Em nome da gestão eficiente da empresa os próprios empregados justificam sua descartabilidade, que aceitam resignados. A cultura da performance se impôs como modelo de eficiência e exerce uma pressão constante sobre os nervos de quem trabalha, envenenando o dia-a-dia. O esgotamento e o stress no trabalho se tornaram de uma banalidade aflitiva e são aceitos como a ordem mesma do mundo. Declarou-se o fim dos empregos fixos, desafiando cada um a melhorar sua empregabilidade, um passe de mágica conceitual que transforma o desemprego, fracasso de uma sociedade, em déficit de empregabilidade, fracasso de uma pessoa.

Esse deslizamento de sentido desemboca na prática malsã de transformar todas as esferas da vida em trabalho, todas as atividades em investimento: com quem você sai para jantar, os livros que lê. Gerir o seu capital pessoal como quem gere uma empresa, transformando a si mesmo em produto, agregando continuamente valor.

Mesmo a família, espaço da gratuidade, submerge alagada pela lógica econômica que se infiltra em cada gesto e escolha. Crianças ocupadíssimas, com a agenda lotada desde cedo por aulas de quase tudo, preparam-se para ser competitivas e crescem sem saber muito bem o que é um dia de folga, olhando para ontem, para as nuvens no céu, aprendendo o mundo por experiência direta sem professor nem personal trainer.

E assim vão todas as vidas se transformando em planos de carreira.

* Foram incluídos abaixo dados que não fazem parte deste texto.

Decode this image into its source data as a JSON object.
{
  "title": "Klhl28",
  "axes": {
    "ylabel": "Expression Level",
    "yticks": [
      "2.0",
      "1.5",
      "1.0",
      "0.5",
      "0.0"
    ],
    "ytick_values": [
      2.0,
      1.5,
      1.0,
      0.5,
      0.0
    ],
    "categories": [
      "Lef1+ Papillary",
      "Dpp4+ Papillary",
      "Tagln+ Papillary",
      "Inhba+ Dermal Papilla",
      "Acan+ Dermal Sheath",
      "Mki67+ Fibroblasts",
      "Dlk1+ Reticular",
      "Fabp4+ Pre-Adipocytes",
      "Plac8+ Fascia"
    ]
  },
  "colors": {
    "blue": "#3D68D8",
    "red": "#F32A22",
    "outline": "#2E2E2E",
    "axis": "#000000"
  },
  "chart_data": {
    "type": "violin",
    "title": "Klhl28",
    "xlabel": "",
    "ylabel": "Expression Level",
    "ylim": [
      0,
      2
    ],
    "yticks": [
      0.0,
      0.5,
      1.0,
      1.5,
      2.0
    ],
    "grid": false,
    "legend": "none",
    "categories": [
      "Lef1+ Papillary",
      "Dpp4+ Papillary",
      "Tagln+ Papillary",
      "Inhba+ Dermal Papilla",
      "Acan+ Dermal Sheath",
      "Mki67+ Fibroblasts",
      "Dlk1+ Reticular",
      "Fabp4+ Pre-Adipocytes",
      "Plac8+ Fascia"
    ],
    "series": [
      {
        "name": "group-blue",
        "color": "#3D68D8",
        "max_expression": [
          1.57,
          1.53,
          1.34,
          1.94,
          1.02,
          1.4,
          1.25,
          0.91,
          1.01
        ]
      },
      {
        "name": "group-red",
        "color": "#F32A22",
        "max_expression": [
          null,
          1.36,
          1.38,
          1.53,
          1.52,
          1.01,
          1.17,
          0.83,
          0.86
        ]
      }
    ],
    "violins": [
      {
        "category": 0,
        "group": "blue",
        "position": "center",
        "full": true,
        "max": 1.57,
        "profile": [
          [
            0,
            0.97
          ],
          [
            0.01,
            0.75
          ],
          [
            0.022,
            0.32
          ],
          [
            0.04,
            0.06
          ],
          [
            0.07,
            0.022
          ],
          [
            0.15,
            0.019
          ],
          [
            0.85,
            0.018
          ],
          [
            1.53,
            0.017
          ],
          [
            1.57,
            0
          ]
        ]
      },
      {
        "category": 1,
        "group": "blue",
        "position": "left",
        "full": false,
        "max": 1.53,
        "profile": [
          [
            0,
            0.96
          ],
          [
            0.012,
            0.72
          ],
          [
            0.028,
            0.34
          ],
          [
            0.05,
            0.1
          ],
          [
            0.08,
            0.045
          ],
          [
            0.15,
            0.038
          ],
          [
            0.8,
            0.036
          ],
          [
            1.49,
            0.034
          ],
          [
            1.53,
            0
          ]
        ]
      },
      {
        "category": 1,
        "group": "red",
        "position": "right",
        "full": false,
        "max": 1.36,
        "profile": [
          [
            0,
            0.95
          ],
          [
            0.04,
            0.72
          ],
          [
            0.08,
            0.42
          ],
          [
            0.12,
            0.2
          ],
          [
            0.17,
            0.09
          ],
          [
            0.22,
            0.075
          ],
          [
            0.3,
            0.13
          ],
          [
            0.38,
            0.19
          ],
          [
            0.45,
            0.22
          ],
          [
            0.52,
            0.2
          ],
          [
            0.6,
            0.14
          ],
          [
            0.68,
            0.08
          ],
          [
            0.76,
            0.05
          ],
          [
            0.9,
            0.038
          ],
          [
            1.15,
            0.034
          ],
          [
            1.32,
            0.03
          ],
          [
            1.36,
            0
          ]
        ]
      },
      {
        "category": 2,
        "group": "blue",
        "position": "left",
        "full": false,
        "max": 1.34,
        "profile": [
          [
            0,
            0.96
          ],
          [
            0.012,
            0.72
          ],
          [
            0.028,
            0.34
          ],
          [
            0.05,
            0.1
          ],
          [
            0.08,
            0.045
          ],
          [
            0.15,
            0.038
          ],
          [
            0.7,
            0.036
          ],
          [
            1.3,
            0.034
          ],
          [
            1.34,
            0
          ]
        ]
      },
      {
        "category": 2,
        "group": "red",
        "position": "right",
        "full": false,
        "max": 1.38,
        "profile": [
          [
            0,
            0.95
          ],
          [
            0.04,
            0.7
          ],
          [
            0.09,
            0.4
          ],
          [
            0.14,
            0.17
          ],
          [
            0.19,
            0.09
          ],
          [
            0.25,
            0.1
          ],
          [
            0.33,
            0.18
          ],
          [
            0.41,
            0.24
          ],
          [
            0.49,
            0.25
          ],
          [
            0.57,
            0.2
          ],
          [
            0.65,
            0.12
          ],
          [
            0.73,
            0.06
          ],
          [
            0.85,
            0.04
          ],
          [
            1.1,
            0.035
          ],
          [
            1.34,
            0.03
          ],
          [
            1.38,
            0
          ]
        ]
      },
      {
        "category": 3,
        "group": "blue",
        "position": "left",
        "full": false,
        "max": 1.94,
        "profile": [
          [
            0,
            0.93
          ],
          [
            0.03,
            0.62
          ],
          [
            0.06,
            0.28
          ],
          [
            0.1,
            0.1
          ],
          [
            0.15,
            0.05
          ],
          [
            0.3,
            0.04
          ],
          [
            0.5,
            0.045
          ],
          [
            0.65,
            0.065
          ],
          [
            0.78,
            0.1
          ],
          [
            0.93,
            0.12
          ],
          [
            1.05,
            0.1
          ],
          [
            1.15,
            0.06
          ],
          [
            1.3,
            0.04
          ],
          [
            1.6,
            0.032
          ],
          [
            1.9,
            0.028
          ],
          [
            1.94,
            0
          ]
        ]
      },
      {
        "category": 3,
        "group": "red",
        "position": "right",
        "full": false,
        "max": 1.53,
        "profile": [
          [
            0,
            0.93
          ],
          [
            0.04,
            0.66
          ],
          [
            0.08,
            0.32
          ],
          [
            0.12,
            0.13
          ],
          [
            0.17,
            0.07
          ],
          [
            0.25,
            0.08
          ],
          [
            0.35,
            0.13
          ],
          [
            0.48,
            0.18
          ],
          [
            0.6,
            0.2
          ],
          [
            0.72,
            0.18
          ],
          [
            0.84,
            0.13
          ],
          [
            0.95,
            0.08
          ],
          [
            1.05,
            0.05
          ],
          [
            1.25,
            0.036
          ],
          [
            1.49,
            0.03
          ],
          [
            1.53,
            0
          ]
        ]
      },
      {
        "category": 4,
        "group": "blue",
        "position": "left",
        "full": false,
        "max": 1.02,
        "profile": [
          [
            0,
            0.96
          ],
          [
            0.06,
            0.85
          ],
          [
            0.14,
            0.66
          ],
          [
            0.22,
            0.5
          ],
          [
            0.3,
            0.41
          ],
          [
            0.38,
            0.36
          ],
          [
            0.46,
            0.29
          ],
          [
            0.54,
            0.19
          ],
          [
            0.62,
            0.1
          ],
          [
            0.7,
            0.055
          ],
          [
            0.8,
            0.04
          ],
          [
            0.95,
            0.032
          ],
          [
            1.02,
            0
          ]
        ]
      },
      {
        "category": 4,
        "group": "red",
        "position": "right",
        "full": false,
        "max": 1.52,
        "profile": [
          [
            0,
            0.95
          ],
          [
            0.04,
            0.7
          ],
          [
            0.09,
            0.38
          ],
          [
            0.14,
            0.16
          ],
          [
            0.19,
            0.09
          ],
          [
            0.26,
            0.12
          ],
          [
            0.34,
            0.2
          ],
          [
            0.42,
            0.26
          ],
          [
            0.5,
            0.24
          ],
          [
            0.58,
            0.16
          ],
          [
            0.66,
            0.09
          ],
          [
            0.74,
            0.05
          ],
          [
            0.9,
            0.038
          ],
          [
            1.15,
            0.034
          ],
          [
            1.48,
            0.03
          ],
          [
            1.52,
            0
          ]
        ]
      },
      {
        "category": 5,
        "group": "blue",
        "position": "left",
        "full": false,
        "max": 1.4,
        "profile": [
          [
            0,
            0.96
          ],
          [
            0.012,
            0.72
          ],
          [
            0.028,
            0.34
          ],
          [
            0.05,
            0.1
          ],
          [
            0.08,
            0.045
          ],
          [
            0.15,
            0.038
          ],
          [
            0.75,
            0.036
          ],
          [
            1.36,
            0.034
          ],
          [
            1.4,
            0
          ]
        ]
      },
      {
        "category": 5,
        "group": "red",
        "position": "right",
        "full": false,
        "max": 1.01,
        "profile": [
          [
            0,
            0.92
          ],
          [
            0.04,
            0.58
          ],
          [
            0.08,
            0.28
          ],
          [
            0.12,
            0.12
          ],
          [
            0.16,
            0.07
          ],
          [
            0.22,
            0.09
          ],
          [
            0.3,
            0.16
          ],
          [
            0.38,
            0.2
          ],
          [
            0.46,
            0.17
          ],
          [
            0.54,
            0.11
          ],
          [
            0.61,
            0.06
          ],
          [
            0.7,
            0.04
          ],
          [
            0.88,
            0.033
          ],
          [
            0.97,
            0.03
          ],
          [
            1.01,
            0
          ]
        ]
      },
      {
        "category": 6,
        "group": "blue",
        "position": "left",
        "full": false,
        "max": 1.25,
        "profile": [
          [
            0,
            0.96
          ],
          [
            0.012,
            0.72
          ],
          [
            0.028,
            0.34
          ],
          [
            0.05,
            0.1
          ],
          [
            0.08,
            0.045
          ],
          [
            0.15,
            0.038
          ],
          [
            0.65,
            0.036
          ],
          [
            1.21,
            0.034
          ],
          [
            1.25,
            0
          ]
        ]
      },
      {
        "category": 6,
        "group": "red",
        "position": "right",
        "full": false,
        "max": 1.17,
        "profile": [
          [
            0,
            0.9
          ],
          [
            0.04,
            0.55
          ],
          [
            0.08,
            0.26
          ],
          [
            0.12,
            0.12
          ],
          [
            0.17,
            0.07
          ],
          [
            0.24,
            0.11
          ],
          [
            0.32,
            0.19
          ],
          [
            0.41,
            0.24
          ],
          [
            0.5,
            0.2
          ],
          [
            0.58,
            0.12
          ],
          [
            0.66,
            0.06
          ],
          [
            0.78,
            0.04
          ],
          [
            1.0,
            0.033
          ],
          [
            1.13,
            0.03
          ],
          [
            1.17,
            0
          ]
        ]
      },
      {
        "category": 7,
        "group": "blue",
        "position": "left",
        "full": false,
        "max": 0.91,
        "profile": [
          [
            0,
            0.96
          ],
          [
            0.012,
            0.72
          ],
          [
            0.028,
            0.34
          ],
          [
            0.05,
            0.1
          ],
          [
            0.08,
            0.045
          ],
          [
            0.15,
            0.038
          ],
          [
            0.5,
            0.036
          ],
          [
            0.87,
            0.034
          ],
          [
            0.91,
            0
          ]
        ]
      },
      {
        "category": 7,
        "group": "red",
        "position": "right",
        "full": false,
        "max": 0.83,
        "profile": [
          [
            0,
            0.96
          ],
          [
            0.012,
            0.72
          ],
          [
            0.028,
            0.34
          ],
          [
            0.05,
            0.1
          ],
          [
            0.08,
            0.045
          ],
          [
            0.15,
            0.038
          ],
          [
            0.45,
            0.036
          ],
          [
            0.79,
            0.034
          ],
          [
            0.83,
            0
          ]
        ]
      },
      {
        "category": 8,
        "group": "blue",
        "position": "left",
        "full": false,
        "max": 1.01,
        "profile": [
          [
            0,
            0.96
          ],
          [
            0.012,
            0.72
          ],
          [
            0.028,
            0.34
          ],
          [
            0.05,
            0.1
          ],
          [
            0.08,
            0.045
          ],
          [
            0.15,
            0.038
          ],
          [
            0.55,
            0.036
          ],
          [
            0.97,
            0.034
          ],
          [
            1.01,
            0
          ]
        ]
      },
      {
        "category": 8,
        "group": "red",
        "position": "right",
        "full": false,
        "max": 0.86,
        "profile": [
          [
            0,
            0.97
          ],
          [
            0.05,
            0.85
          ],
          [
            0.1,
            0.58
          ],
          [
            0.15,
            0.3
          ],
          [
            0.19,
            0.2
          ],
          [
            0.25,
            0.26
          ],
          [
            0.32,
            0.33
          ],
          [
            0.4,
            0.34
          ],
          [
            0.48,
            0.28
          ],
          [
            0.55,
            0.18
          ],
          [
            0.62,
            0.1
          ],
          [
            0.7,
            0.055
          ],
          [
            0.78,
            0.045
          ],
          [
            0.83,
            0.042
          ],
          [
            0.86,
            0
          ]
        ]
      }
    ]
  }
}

Há saída? Uma brecha, com certeza, há. É o sentimento difuso de insatisfação que, em outros tempos, se chamaria de tomada de consciência e que sempre foi o ponto de partida das transformações sociais. As férias são um momento privilegiado ou perigoso, depende do ponto de vista, em que um deslocamento do trabalho permite lembrar que há vida fora da servidão. Pode ser que, sentado na praia ou caminhando em alguma montanha, o anti-herói do nosso tempo descubra que há muitas vidas possíveis para si, para as empresas, para nossa sociedade. E pare de dizer amém ao que o está machucando.